Soooo....
I thought I'd share with you something we, as a little family of two + fetus, have been trying to juggle over the last two months.
As some of you may or may not know, Trevor has had cancer twice in his short 33 years. He is a ticking time bomb...cancer, falling off of balconies....this guy has nine lives.
Since before his first diagnosis with lymphoma 10 years ago he has had night sweats, which were associated with the growing cancer. After receiving radiation and chemotherapy he continued with the night sweats on a fairly regular basis. A lovely little souvenir from the big C. In the last year his night sweats have gotten worse and worse, they happen nightly...sometimes twice a night. Poor Trevor travels from bed to bed to couch just trying to catch a break and get a good nights sleep. As an oncology RN who works at the hospital where my husbands oncologist, Dr. T, has privileges I have a great perk that allows me to talk to him about any concerns, free of charge, as I please. So...last fall I started to mention Trevor's worsening night sweats. Dr. T blamed them on Trevor's diabetes...maybe low blood sugar at night? So, I tested his blood sugar at random times during the night and when he had sweats....the results were normal.
Blah blah blah, fast froward to December when I finally told Dr. T that the sweats WERE NOT related to Trevor's blood sugar or anything else. So he ordered a CT scan of Trevor's chest, abdomen, and pelvis. This showed a spot in Trevor's small bowel. So Dr. T ordered a PET scan....this did nit light up the spot in Trevor's small bowel But it DID light up a spot in his left thigh. I just thought it was a fluke related more to his big 3 story fall in July....but to be safe we pushed on. A CT of the thigh was ordered and then an MRI...the spot was still there. So a consult with an Orthopedic Oncologist at Rush in the city (Chicago) was ordered. Then a biopsy..and then we were told that it is, in fact, cancer!
A big relief is that it is not a recurrence of lymphoma, but a low grade sarcoma. The tumor is SO small and will only need to be surgically removed with no radiation or chemo. The Orthopedic Oncologist we are seeing is #1 in IL for treating these types of tumors, and #6 in the country. He literally sees and removes hundreds of them a year. Next week we will go back to Rush for an ultrasound to see if they can locate it that way because it is so small and will be hard for the Ortho. Onc. to locate with just the eye in the operating room.
Trevor is super lucky. I actually have had several patients recently with sarcomas in their thighs...and they were in rough shape because these tumors normally aren't found until they are much larger and present with more symptoms. Usually resulting in more invasive treatments.

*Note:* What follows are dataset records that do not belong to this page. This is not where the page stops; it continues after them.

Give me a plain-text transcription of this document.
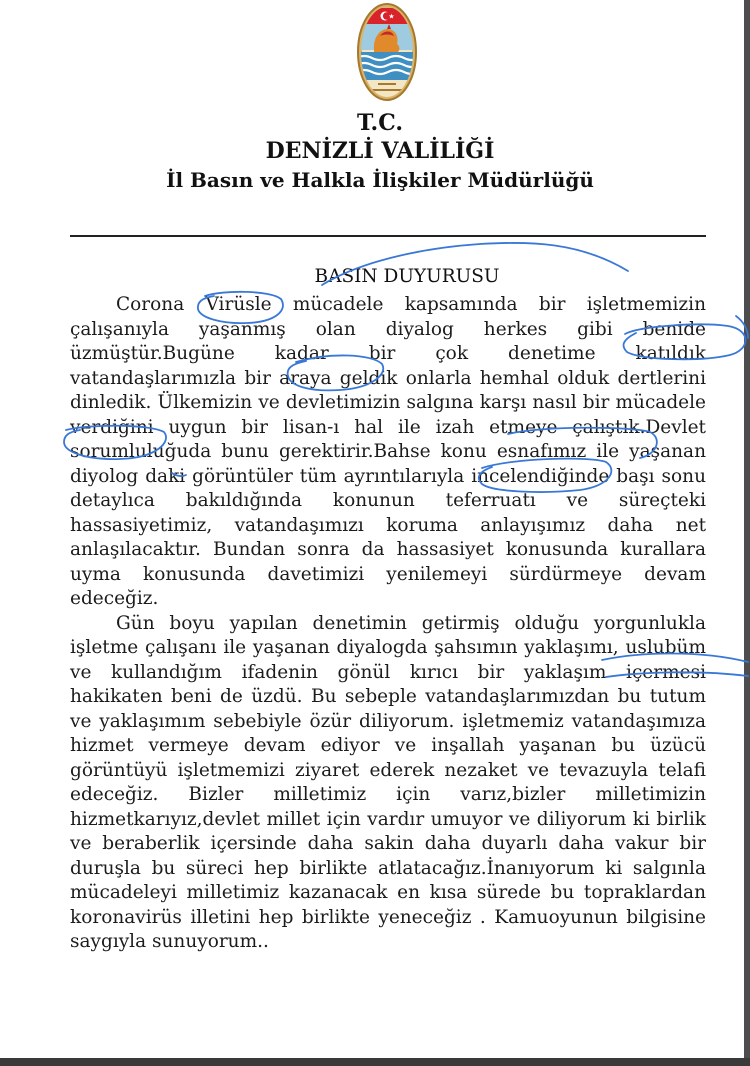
T.C.
DENİZLİ VALİLİĞİ
İl Basın ve Halkla İlişkiler Müdürlüğü
BASIN DUYURUSU

Corona Virüsle mücadele kapsamında bir işletmemizin çalışanıyla yaşanmış olan diyalog herkes gibi benide üzmüştür.Bugüne kadar bir çok denetime katıldık vatandaşlarımızla bir araya geldik onlarla hemhal olduk dertlerini dinledik. Ülkemizin ve devletimizin salgına karşı nasıl bir mücadele verdiğini uygun bir lisan-ı hal ile izah etmeye çalıştık.Devlet sorumluluğuda bunu gerektirir.Bahse konu esnafımız ile yaşanan diyolog daki görüntüler tüm ayrıntılarıyla incelendiğinde başı sonu detaylıca bakıldığında konunun teferruatı ve süreçteki hassasiyetimiz, vatandaşımızı koruma anlayışımız daha net anlaşılacaktır. Bundan sonra da hassasiyet konusunda kurallara uyma konusunda davetimizi yenilemeyi sürdürmeye devam edeceğiz.

Gün boyu yapılan denetimin getirmiş olduğu yorgunlukla işletme çalışanı ile yaşanan diyalogda şahsımın yaklaşımı, uslubüm ve kullandığım ifadenin gönül kırıcı bir yaklaşım içermesi hakikaten beni de üzdü. Bu sebeple vatandaşlarımızdan bu tutum ve yaklaşımım sebebiyle özür diliyorum. işletmemiz vatandaşımıza hizmet vermeye devam ediyor ve inşallah yaşanan bu üzücü görüntüyü işletmemizi ziyaret ederek nezaket ve tevazuyla telafi edeceğiz. Bizler milletimiz için varız,bizler milletimizin hizmetkarıyız,devlet millet için vardır umuyor ve diliyorum ki birlik ve beraberlik içersinde daha sakin daha duyarlı daha vakur bir duruşla bu süreci hep birlikte atlatacağız.İnanıyorum ki salgınla mücadeleyi milletimiz kazanacak en kısa sürede bu topraklardan koronavirüs illetini hep birlikte yeneceğiz . Kamuoyunun bilgisine saygıyla sunuyorum..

Since December we've been playing a waiting game and holding our breath in anticipation of the next round of test results. We finally have a solid concrete answer and one that isn't so scary. To those who knew about this the whole time...thank you so much for your kind words and prayers.
To those people in my life who didn't know....I'm sorry that you are finding out this way. I just finally felt like writing about it and am feeling a little tired of updating family every other day with new info and having to look at worried faces all the time. Sometimes I'm not good at dealing with peoples responses to news like this. Some people have that sad look of pity...some people freak out and say things like, OH MY GOD THAT'S HORRIBLE. Some people just listen and give hugs, and that's best.
So...Internet friends, thanks for listening. Have a great night...maybe give your families a bigger and longer squeeze than normal. I think Trevor is getting sick of all of my big gooey hugs.
8 comments:
Keeping you and Trevor in my thoughts and prayers!
Wow, that is pretty big stuff, you guys! How stressful, in this time of also anticipating a new family member. I'm so glad your news is "good" and that he will have such great physicians.
I'm always here to patiently listen and give hugs. So, BIG HUGS to you.
Wow, I'm really sorry that you have to go through this. It sounds like Trevor has been through enough already! Best wishes being patient; I hope that things turn out alright.
That's rough. As ever, he's lucky you were on the job. Good Luck, best wishes.
I am very sorry to hear that you're going through this. I cannot even imagine! My thoughts are with you guys.
Oh my gosh - scary. Way to stick to your instincts and use your resouces. Big hug for sure.